The scheme, which Mr Sunak introduced while chancellor, offered discounts of up to 50 per cent on restaurant meals in summer 2020 when hospitality venues reopened after the first lockdown.
Sir Patrick Vallance, who was chief scientific adviser at the time, told the inquiry last month that Eat Out to Help Out was “highly likely” to have increased Covid deaths in the UK.
It prompted another adviser to call Mr Sunak “Dr Death the chancellor”, while Prof Sir Chris Whitty, the Chief Medical Officer, is claimed to have nicknamed the initiative “Eat Out to Help Out the virus”.
Asked about Sir Patrick’s remarks, Mr Gove told Sky’s Sunday Morning with Trevor Phillips: “That’s Sir Patrick’s view and I have enormous respect for Sir Patrick having worked for him closely.
“However, I think it’s important to say that the Eat Out to Help Out scheme was announced a month before it was implemented. And in the period pre-announcement and post-implementation, it was not the case that there was a public critique of it.
Hospitality industry support
“It was an effective way of ensuring that the hospitality industry was supported through a very difficult period and it was entirely within the broad outlines of rules about social mixing that prevailed at the time.”
Pressed on whether Eat Out to Help Out was indeed likely to have caused excess Covid deaths, Mr Gove insisted he would not “preempt” any potential conclusions of the Inquiry.

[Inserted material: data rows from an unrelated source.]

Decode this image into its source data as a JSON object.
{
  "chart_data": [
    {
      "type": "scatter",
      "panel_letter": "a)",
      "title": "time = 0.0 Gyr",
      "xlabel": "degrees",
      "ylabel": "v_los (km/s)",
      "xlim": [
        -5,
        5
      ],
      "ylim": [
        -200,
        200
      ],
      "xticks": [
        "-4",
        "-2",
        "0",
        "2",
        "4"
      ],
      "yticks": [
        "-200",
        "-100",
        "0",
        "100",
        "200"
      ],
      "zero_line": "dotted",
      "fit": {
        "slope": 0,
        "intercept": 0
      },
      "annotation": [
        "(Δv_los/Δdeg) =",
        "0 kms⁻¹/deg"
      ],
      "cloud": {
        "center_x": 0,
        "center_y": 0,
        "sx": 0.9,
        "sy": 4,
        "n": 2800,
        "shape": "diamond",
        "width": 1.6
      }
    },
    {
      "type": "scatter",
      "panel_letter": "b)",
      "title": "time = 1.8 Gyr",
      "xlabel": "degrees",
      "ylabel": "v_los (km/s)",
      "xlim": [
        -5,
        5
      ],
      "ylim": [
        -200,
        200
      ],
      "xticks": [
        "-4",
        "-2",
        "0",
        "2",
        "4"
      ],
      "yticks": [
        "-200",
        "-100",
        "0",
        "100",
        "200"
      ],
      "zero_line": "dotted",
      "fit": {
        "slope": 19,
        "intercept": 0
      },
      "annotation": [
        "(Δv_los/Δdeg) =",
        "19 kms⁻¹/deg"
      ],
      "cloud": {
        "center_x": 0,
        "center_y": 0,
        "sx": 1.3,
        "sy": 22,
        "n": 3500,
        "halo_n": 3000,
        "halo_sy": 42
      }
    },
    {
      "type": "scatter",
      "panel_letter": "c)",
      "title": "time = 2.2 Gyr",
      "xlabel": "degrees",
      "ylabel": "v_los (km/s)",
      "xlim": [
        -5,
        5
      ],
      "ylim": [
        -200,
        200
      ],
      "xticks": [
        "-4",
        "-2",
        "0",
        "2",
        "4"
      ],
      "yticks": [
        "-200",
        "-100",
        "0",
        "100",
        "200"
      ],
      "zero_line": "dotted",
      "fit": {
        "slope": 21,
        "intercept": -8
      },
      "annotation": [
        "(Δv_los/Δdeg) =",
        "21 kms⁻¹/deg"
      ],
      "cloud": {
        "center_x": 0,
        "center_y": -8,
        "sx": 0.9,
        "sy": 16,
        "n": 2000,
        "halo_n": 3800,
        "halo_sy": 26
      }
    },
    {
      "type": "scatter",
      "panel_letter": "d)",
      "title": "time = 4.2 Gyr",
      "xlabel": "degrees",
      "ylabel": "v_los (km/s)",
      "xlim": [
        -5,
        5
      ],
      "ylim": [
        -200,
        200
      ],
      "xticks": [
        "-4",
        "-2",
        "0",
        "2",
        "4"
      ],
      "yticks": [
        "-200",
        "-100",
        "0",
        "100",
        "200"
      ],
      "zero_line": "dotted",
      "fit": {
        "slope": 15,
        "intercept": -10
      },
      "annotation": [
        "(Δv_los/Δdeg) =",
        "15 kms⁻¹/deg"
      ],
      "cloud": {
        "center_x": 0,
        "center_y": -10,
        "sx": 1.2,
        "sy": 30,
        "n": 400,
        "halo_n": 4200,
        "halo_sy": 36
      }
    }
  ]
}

“One of the things about Covid is that distinguished scientists came to different conclusions at different times about the efficacy of particular policies,” he added.

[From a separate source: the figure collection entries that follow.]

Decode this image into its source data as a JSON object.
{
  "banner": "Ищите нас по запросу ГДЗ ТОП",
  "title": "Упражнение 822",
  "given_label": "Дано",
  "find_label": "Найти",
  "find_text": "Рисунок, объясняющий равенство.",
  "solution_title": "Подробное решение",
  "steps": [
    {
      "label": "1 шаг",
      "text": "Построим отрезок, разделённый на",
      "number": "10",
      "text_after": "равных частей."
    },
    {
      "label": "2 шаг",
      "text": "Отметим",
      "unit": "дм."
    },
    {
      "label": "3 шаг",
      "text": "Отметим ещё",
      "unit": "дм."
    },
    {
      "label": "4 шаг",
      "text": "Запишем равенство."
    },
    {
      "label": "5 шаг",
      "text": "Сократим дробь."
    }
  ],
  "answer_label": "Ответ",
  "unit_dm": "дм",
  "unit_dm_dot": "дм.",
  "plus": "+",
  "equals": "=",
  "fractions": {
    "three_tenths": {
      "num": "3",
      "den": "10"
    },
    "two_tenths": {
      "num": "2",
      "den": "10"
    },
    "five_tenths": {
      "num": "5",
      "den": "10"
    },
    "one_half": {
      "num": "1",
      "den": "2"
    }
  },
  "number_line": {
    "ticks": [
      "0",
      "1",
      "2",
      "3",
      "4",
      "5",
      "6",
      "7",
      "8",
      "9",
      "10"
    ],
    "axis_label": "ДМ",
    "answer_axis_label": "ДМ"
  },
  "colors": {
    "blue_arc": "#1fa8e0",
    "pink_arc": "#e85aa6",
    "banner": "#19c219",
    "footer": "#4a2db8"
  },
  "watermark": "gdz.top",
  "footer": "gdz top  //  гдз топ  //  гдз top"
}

“That’s not to criticise them, quite the opposite. That’s to make the point that they’re making – that ‘the science’ is not a monolithic body of unchanging truths. It is an evolving response to a virus, a novel virus, which was devastating lives across the world.”

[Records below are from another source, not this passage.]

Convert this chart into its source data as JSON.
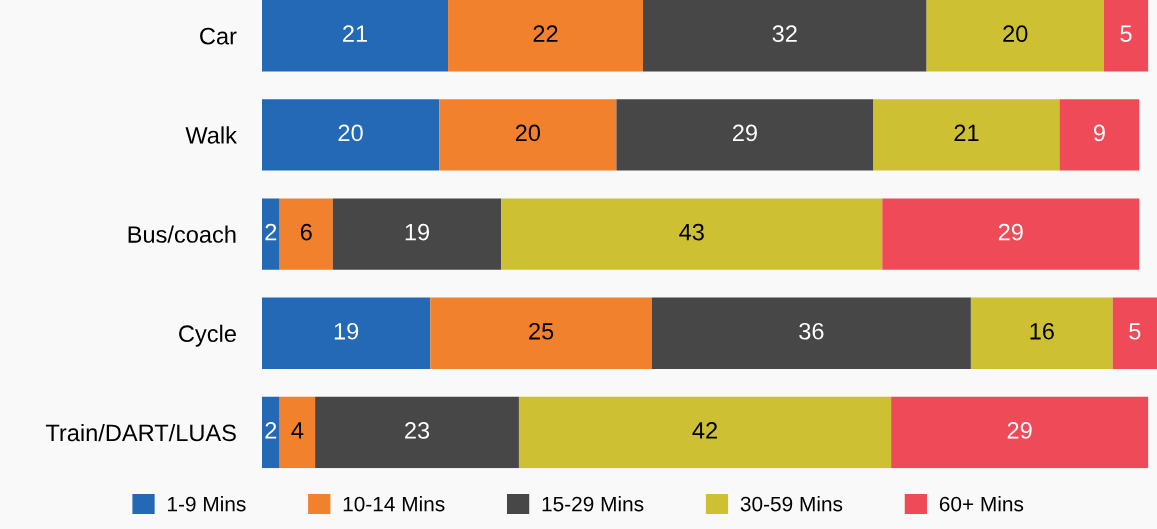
{
  "chart_data": {
    "type": "bar",
    "orientation": "horizontal",
    "stacked": true,
    "data_labels": true,
    "legend": "bottom",
    "grid": false,
    "tick_labels": "y",
    "xlim": [
      0,
      101
    ],
    "categories": [
      "Car",
      "Walk",
      "Bus/coach",
      "Cycle",
      "Train/DART/LUAS"
    ],
    "series": [
      {
        "name": "1-9 Mins",
        "color": "#2469b6",
        "values": [
          21,
          20,
          2,
          19,
          2
        ]
      },
      {
        "name": "10-14 Mins",
        "color": "#f2812e",
        "values": [
          22,
          20,
          6,
          25,
          4
        ]
      },
      {
        "name": "15-29 Mins",
        "color": "#474747",
        "values": [
          32,
          29,
          19,
          36,
          23
        ]
      },
      {
        "name": "30-59 Mins",
        "color": "#cdc133",
        "values": [
          20,
          21,
          43,
          16,
          42
        ]
      },
      {
        "name": "60+ Mins",
        "color": "#ef4a57",
        "values": [
          5,
          9,
          29,
          5,
          29
        ]
      }
    ]
  }
}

Eat Out to Help Out, which offered diners 50 per cent off food and non-alcoholic drinks on Mondays to Wednesdays at a limit of at £10 per head – ended up costing taxpayers £849 million, well above the £500 million original forecast by the Treasury.
Treasury ignored warning
The Telegraph revealed last month that Mr Sunak’s team at the Treasury ignored an Oxford University study that warned opening up restaurants “did not make economic sense’’ as it would see deaths rise while having minimal impact on employment.
Messages obtained by The Telegraph as part of The Lockdown Files investigation in March showed Eat Out to Help Out was mocked by Matt Hancock, the then health secretary, who called it “Eat Out to Help the Virus get about”.
The scheme has been defended by Mr Sunak, who took a more sceptical approach towards restrictions than some of his Cabinet colleagues.
In October 2020, he played down a link between Eat Out to Help Out and a rise in the numbers testing positive for Covid and warned against “jumping to simplistic conclusions”.
“Whether it’s France or Spain, where very specifically our scientists said we were following exactly the same curve,” he said at the time. “So, actually, this seems to be more a feature just of the virus and the season than anything specific.”
Downing Street confirmed that Mr Sunak would spend this weekend working from Downing Street instead of Chequers, the prime ministerial grace-and-favour residence.
Asked about the details of his preparations on Friday, a No 10 spokesman told reporters: “He will be answering questions from the inquiry. While I’m not across the details of that, I’m sure he will be ensuring that he is prepared to do that on Monday.”